Tenía 15 o 16 años, no recuerdo exactamente, y me habían suspendido las matemáticas, por lo que mis padres me buscaron un profesor de matemáticas para ayudarme a aprobar en septiembre, pero en vez de profesor resulto profesora, una mujer, muy mayor para mí entonces, dada mi edad, pues, con toda seguridad ya había pasado de los 30. Era una mujer de aspecto severo, la verdad no la recuerdo bien, ya que desnuda, desnuda, no la vi nunca, y los recuerdos se van perdiendo con el paso de los años, se van difuminando a medida que he ido conociendo a más chicas en el transcurso de mi vida. Lo que sí puedo afirmar es que era una mujer  muy agraciada, tenía buenos pechos, bonitas piernas, un trasero espléndido. Sus rasgos eran algo irregulares y exóticos, pero rotundamente estéticos. Era soltera. Su voz mantenía una modulación muy especial, hubiera resultado una excelente locutora, explicaba muy bien la asignatura, y lo hacía muy pedagógicamente.

            Mi clase tenía lugar a última hora de la tarde, era la última, sin duda alguna, y después de algunos días, cuando tuvo más confianza, empezó a invitarme a tomar una coca-cola, y charlábamos un rato. Me preguntaba si tenía novia, y ante mi respuesta negativa,  me preguntaba por cómo me iba con las chicas en general, sobre cómo nos divertíamos, en fin, cosas triviales, pero notaba que tenía un especial interés en saber cómo me divertía, un interés que adquirió consistencia lógica en el devenir de los acontecimientos posteriores. Yo estaba un poco tenso, no estaba acostumbrado a estar con una mujer tanto rato solo, y con una conversación tan privada, aunque aparentemente superficial, pero me gustaban esos ratos ajenos a las matemáticas que no me gustaban nada. Era, por otro lado, muy exigente, y se enfadaba mucho cuando no le hacía todos los ejercicios, me reprendía severamente como una madre muy exigente.

            Lo que me producía cierto embarazo es que siempre que podía me cogía de la mano, me tocaba con cualquier excusa, lo que me proporcionaba placer al mismo tiempo que turbación, pues yo nunca había tocado a ninguna chica todavía, y no era de los chicos más atrevidos precisamente.

            Al principio se vestía con pantalones, pero a partir de la segunda semana más o menos se vestía con faldas, ni cortas ni largas, pero de forma coqueta a veces dejaba que viera sus muslos, que eran relucientes, sedosos, carnosos. Un día, después de la clase, en nuestra conversación ya más privada, menos profesoral, me indicó que tenía una mancha roja en el muslo y me invitó a tocársela.
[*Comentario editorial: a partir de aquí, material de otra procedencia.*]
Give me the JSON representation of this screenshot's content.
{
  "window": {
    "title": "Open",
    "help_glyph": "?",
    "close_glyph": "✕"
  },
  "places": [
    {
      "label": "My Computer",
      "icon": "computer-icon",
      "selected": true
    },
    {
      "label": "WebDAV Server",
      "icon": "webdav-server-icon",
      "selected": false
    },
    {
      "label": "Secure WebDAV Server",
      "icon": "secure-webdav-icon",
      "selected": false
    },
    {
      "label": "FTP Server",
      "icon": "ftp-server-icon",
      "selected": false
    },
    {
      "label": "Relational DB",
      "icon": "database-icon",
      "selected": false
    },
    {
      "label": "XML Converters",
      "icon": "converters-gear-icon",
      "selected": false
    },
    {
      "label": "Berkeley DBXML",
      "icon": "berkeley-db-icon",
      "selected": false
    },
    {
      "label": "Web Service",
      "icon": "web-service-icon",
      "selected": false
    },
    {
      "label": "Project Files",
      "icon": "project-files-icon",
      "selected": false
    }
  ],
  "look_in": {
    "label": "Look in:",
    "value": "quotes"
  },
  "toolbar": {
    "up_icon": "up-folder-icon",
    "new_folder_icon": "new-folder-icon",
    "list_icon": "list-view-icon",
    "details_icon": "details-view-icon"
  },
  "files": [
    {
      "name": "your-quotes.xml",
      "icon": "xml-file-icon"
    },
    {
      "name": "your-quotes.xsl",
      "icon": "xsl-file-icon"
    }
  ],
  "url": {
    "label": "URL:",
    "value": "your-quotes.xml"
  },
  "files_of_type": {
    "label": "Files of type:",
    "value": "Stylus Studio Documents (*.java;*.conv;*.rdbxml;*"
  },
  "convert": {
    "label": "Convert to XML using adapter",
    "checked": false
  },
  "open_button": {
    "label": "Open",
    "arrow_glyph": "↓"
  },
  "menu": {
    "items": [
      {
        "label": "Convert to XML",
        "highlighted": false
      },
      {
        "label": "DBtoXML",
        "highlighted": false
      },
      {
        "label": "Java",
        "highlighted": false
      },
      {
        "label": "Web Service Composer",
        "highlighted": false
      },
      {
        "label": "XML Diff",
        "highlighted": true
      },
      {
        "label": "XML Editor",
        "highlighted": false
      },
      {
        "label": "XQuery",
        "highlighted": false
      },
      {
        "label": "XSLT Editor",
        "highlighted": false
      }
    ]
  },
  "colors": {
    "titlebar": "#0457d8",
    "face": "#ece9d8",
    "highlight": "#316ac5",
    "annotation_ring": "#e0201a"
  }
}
Puse la mano encima de su muslo, y me entró un escalofrío especial, era la primera vez que tocaba la pierna de una chica, un muslo femenino, y me penetró una gran perturbación. Demoré más de la cuenta la permanencia de mi mano en su muslo e iba a retirarla, pero ella me la sujetó, y me dijo que no la quitara todavía, al tiempo que me miraba de una forma muy especial, pues nunca antes una chica me había mirado de tal modo. Mi corazón palpitaba a cien por hora, no sabía qué hacer, pues a un tiempo tenía ganas de marcharme a mi casa y por otro lado me hubiese gustado permanecer en esa postura….eternamente. Yo estaba tan  centrado en mí mismo, que no me percaté de la reacción de la profesora, de su receptividad a mi caricia. No le di importancia al hecho, me pareció muy agradable, pero trivial, y mi imaginación y fantasía no se desbocaron, no interpreté el gesto de la mano como una invitación  a mayores aventuras, era demasiado joven e inexperto. De haber ocurrido en años posteriores me hubiese lanzado sobre los tesoros de la chica…pero a la edad que tenía entonces bastante hice con no aparecer demasiado nervioso ante la situación.
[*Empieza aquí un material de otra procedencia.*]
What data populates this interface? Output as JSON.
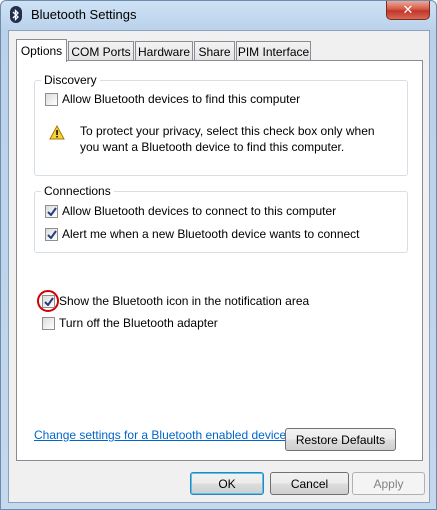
{
  "window": {
    "title": "Bluetooth Settings",
    "title_icon": "bluetooth-icon",
    "close_glyph": "✕"
  },
  "tabs": [
    {
      "label": "Options",
      "active": true
    },
    {
      "label": "COM Ports",
      "active": false
    },
    {
      "label": "Hardware",
      "active": false
    },
    {
      "label": "Share",
      "active": false
    },
    {
      "label": "PIM Interface",
      "active": false
    }
  ],
  "discovery": {
    "label": "Discovery",
    "allow_find": {
      "label": "Allow Bluetooth devices to find this computer",
      "checked": false
    },
    "warning_icon": "warning-icon",
    "note_line1": "To protect your privacy, select this check box only when",
    "note_line2": "you want a Bluetooth device to find this computer."
  },
  "connections": {
    "label": "Connections",
    "allow_connect": {
      "label": "Allow Bluetooth devices to connect to this computer",
      "checked": true
    },
    "alert_new": {
      "label": "Alert me when a new Bluetooth device wants to connect",
      "checked": true
    }
  },
  "show_icon": {
    "label": "Show the Bluetooth icon in the notification area",
    "checked": true,
    "highlighted": true
  },
  "turn_off": {
    "label": "Turn off the Bluetooth adapter",
    "checked": false
  },
  "link_text": "Change settings for a Bluetooth enabled device.",
  "buttons": {
    "restore": "Restore Defaults",
    "ok": "OK",
    "cancel": "Cancel",
    "apply": "Apply"
  },
  "colors": {
    "link": "#0066cc",
    "highlight_ring": "#d00000",
    "close_button": "#c2352b"
  }
}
            Durante unas clases más no pasó nada especial interesante para este relato. La profesora me dijo un día de repente si me gustaban las chicas, y cuando le dije que sí, me indagó si ella me gustaba, si había tenido deseos de acariciarme…pensando..en ella. Enrojecí de repente, me puse tan colorado que no sabía qué decir, y en mi confusión le confesé una mentira…que me había acariciado pensando en  ….ella, cosa que no era cierta, porque yo no me masturbaba, no solía hacerlo, pero no sé por qué mentí, y ella sonrió complacida, y con una sonrisa picante, me confesó que eso era normal, que no tenía de qué avergonzarme, que los chicos normales solían hacer…esas cosas…

            No piensen ustedes que la chica era una mala profesora, se ganaba bien el sueldo, me explicaba a conciencia todas las cuestiones de mi asignatura, y si no hacía los ejercicios que tenía que hacer en  casa, no había conversación privada y el castigo era que tenía que hacerlos en su presencia, sin coca-cola, ni…nada más. Esa regla de oro se cumplió en todo el tiempo  que me dio…clases…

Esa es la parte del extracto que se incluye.